Post # 1
Yes I know this is prob. a no no but before you comment:
I am getting married in the Church with a Reception the following day, due to timing and avalibility. We couldn’t have it on the same day.
Because of Finances we can’t have more than 150 at the reception. This KILLS me.
Me and the FI have lots of Church friends, some who are newer. We are all very much into our faith so I think it would be a delight for them to come to the ceremony…but I don’t want to make anyone unwelcome because we can’t have them at the reception. Those we want to invite are very supportive of us but comments or thoughts on the best way to phrase this, or do you send an invite or?
Thanks so much!
Post # 3
@asianbarbie: I personally think it’s a bit rude to send invites to the church and not the reception. I understand a wedding isn’t about the party but the marriage itself but at the same time, I wouldn’t like being told “you can come to the church but not the reception”.
Post # 4
@asianbarbie: Because of Finances we can’t have more than 150 at the reception
Then you can’t have more than 150 at the ceremony. Period.
Post # 5
@asianbarbie: I think since you’re having them on separate days, it’s easy to just send an invitation to the wedding ceremony. You don’t even have to mention that you’re having a reception the next day. I’ve heard a lot about people that invite many more people to the ceremony because of church friends/acquaintances that they wouldn’t normally invite to the reception. Just have a response prepared for those that are going to ask you about a reception.
ETA: You are going to get a lot of “you can’t do it” responses. But I have seen this many times in church communities where the entire church community is invited to the ceremony but not the reception. Do whatever you think is best 🙂
Post # 6
Definitely only invite those to the ceremony that you can actually accommodate at the reception. I think it would be really rude to invite some to the ceremony but not the reception…. And I would be offended if someone did this to me!
if you can only accommodate 150 at the reception (and there is absolutely nothing wrong with that!) then only invite those same people to your ceremony. People will understand that you have space/budget constraints… but they will likely not appreciate feeling like the B-list, cut from the ceremony.
Post # 7
No no no no. If 150 people is how many people you can afford at the reception, that’s how many you can afford to have at the ceremony. If you want to invite more people than that, downscale your idea of what your reception looks like. Have a large cake and champagne reception immediately after your ceremony. This can be done so affordably and elegantly. Then if you want to have a more intimate bbq or something casual the next day with out of town guests or your closest family, do that.
Post # 8
@asianbarbie: Is there anyway you could just do a short cake and punch type of reception after your ceremony at your church. Or you could offer a “potluck” type of reception after your ceremony so that people wouldn’t feel put out. Honestly, I’ve met a lot of people in the past year that I’ve became friends with and would love to have at my wedding/reception but am unable to due to trying to keep my reception between 60-75 people. It’s upsetting but I just explain that the wedding/reception is mainly for family/old family friends and they understand. Perhaps it’s best that you don’t invite them to the ceremony or the reception and explain it that way. I would be afraid that they might think I was trying to be gift grabby by inviting them to one but not the other, but those are my own insecurities.
Post # 9
@asianbarbie: Put up a flyer at the church and have an announcement that all church members are invited to attend your ceremony!

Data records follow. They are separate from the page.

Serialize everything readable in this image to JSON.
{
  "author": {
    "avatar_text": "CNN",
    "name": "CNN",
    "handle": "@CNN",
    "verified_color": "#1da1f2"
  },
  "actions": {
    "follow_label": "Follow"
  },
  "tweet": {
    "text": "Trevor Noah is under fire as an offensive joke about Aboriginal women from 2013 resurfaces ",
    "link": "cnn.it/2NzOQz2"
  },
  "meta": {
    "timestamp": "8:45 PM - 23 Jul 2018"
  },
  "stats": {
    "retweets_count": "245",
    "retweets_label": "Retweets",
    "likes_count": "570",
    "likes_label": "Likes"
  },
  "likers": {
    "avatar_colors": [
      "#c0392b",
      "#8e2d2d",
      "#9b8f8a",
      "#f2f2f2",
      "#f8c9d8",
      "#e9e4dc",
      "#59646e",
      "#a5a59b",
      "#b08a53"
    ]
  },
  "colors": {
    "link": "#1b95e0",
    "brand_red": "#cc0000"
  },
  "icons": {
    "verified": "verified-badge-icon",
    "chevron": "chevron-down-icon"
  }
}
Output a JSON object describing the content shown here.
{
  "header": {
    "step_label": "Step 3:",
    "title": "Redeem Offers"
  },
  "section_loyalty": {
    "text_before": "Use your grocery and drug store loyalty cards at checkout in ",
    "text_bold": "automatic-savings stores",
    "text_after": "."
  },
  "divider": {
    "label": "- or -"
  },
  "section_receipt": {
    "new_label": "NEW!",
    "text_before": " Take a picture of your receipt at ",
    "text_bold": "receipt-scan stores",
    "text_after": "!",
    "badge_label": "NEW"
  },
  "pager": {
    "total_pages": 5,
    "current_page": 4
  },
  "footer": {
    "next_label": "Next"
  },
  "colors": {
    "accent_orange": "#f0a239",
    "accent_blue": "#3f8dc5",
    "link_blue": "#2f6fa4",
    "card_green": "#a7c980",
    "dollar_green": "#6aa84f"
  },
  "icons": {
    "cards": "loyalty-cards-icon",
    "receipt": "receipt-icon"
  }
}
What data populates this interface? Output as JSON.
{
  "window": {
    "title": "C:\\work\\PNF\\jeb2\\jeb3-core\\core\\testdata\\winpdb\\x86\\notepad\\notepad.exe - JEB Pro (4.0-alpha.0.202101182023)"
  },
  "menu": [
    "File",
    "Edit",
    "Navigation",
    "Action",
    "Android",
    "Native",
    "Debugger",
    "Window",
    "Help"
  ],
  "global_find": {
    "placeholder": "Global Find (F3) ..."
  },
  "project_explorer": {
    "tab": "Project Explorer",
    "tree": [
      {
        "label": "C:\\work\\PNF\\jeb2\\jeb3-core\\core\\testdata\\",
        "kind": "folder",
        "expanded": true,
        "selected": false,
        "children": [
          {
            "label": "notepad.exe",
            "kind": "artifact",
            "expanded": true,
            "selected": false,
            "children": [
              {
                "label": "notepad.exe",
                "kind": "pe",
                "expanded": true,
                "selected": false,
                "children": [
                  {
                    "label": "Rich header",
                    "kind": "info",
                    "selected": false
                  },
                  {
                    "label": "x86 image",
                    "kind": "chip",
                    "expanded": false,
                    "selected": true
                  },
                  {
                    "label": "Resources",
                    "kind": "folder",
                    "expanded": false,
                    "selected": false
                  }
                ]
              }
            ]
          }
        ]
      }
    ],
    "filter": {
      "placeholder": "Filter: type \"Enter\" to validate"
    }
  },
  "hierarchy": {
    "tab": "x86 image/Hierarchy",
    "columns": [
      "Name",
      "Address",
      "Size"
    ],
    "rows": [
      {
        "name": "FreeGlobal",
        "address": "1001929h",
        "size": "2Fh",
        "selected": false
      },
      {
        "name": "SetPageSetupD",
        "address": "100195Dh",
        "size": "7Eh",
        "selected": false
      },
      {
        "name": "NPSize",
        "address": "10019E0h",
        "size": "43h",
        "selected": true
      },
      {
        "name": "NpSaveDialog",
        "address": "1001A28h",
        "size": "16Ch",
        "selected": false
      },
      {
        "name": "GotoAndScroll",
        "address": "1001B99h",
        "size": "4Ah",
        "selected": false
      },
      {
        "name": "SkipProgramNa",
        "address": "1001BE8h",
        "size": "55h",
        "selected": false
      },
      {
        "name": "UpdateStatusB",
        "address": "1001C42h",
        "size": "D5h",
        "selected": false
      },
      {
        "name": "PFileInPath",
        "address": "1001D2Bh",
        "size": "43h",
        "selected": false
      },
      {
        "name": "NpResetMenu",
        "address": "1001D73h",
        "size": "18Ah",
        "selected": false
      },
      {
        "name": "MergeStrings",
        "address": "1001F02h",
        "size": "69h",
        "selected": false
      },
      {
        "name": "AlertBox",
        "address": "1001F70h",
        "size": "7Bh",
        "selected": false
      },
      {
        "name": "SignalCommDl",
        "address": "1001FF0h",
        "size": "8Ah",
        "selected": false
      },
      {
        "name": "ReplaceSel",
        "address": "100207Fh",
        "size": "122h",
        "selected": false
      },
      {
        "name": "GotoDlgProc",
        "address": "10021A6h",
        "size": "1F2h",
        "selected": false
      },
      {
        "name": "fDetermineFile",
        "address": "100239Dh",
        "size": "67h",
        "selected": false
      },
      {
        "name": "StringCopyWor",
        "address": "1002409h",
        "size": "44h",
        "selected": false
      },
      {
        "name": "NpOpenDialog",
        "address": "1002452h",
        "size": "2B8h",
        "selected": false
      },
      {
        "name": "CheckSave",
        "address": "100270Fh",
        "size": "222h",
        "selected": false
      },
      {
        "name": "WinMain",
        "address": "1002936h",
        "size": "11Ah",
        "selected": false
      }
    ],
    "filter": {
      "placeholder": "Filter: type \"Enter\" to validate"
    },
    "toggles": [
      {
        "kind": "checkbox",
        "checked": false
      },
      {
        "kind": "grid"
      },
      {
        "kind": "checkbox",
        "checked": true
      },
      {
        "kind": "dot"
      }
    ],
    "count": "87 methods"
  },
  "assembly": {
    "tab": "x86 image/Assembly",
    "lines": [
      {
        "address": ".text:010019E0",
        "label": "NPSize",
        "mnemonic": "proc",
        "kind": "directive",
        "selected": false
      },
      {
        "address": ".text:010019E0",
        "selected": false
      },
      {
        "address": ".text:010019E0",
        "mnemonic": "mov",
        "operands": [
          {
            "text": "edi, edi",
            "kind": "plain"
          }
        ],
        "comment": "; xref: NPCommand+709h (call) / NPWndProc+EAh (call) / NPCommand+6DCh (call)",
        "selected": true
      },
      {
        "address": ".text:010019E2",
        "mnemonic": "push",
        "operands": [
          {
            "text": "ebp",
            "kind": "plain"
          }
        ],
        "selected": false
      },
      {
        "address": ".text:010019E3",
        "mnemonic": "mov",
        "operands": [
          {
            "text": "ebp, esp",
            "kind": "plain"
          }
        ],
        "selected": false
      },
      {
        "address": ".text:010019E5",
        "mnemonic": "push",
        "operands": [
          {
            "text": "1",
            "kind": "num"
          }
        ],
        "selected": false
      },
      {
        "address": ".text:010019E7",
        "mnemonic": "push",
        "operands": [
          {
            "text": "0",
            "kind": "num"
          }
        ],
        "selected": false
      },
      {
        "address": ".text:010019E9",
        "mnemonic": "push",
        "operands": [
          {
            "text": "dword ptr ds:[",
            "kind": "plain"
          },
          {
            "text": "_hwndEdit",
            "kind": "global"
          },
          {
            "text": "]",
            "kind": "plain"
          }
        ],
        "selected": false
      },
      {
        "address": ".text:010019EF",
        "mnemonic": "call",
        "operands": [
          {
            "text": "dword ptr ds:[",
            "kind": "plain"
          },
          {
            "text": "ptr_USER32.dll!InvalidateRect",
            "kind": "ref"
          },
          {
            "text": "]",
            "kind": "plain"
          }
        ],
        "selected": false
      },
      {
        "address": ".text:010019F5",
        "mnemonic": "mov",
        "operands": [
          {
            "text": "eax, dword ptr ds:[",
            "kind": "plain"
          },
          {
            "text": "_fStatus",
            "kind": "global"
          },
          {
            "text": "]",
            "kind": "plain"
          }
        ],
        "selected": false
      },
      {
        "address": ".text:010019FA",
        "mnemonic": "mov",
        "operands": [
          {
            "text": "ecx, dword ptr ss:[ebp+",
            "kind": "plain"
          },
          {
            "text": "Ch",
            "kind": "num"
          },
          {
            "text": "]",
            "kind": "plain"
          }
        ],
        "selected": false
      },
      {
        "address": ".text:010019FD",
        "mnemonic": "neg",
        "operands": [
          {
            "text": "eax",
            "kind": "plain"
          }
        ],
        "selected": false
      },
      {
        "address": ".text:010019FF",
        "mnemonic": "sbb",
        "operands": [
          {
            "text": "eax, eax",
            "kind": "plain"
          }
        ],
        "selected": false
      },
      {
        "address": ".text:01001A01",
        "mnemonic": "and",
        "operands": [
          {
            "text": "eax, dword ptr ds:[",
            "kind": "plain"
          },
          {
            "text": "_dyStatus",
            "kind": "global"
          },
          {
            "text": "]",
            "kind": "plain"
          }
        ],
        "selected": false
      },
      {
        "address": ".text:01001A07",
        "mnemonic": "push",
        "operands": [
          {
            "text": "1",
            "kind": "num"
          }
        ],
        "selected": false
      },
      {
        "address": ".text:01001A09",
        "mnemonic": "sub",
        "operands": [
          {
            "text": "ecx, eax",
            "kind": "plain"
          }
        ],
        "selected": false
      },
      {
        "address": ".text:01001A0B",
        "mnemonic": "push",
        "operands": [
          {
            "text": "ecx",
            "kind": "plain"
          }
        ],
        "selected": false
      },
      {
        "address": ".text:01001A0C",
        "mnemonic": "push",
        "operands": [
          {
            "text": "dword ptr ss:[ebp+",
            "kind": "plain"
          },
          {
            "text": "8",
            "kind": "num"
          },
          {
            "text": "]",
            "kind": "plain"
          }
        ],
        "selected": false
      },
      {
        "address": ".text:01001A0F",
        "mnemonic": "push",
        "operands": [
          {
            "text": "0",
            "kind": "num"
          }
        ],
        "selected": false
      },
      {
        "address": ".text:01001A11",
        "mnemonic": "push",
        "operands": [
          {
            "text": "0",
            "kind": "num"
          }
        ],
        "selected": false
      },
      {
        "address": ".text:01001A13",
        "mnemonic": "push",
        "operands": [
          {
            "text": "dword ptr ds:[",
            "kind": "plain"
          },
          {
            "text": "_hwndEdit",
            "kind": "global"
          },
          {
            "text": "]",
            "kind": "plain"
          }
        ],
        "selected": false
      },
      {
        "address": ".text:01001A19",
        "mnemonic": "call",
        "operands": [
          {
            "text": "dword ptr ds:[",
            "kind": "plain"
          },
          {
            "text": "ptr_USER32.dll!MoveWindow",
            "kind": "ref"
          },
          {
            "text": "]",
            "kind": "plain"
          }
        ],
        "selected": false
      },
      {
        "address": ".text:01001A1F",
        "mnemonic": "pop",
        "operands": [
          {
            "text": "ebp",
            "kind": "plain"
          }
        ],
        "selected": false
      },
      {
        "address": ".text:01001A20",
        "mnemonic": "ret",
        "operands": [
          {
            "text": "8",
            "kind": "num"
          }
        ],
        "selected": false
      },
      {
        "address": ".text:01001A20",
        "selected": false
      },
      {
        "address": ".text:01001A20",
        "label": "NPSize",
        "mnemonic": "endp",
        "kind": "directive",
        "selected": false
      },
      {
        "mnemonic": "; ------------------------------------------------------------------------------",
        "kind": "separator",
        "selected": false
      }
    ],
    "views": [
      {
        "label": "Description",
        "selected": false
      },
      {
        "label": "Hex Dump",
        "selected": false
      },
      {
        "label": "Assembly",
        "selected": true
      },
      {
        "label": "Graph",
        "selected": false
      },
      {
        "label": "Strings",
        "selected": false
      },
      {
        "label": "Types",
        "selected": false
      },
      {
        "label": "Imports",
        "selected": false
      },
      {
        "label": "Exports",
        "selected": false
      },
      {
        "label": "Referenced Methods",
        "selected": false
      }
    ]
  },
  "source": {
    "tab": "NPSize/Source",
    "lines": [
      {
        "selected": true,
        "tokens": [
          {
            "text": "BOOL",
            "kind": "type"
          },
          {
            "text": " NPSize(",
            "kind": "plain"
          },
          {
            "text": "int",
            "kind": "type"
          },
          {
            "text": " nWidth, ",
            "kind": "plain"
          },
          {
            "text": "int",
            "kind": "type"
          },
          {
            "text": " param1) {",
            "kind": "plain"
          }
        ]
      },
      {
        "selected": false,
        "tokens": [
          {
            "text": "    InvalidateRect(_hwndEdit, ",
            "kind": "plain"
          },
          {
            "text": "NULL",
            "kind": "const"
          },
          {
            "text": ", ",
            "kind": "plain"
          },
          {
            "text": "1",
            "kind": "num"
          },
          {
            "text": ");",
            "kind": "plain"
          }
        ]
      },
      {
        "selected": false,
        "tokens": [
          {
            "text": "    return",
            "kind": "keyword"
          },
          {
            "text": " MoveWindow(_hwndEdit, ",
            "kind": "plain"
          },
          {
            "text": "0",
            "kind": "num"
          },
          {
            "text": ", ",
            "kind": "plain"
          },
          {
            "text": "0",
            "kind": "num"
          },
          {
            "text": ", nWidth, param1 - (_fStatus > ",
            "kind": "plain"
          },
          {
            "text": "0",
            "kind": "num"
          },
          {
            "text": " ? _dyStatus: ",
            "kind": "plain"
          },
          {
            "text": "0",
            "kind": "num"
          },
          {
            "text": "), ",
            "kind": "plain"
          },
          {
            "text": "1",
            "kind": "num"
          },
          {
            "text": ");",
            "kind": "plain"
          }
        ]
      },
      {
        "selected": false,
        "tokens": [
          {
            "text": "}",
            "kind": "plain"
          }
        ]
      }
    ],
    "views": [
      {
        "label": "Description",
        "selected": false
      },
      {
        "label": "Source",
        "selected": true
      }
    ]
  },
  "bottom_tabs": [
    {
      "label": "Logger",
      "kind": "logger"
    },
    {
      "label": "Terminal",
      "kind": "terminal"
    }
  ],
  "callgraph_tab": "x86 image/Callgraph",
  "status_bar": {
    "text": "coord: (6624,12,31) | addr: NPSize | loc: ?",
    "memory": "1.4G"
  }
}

ETA: I’m from a community church where EVERYONE was invited to EVERY wedding ceremony! But understood that didn’t mean the reception. So I don’t think it’s rude or bizarre!
Post # 11
- Wedding: April 2013 - Rhode Island
Yeah, this is a big faux pas. You can invite people to the reception and not the ceremony, but not the other way around.
From what you described though, if they are just a bunch of church friends, you can put an announcement in the church bulletin that says when you will have the ceremony. Then just don’t mention anything about the reception, and if anyone asks, tell them you’re not having one. Because you’re not. The day after thing sounds more like a private party than a traditional reception that follows right after the ceremony. I wouldn’t send out actual invitations to those people though.
Post # 12
You cannot invite people to the ceremony and not the reception. It basically tells people that they are good enough to watch you get married but not good enough to feed.
What you can do though, is put an announcement in your church bulletin about your ceremony. Since churches are public places of worship, weddings are open to the entire congregation and people are fee to come on their own accord.
Post # 14
@asianbarbie: Can you do a church bulletin and leave it as an open invitation?
Post # 15
@s2bmrscook: I disagree. If people choose to show up for the ceremony, you don’t have to have them at the reception.
Post # 16
In our church, there is an annoucement put in the bulletin a few weeks before saying that Sally and Johnny are getting married on such and such a date at such and such a time and the church family is invited. It’s usually followed by “Reception is by invitation only”.
That way, the church family is ‘invited’, but never really receive a two-tier invitation.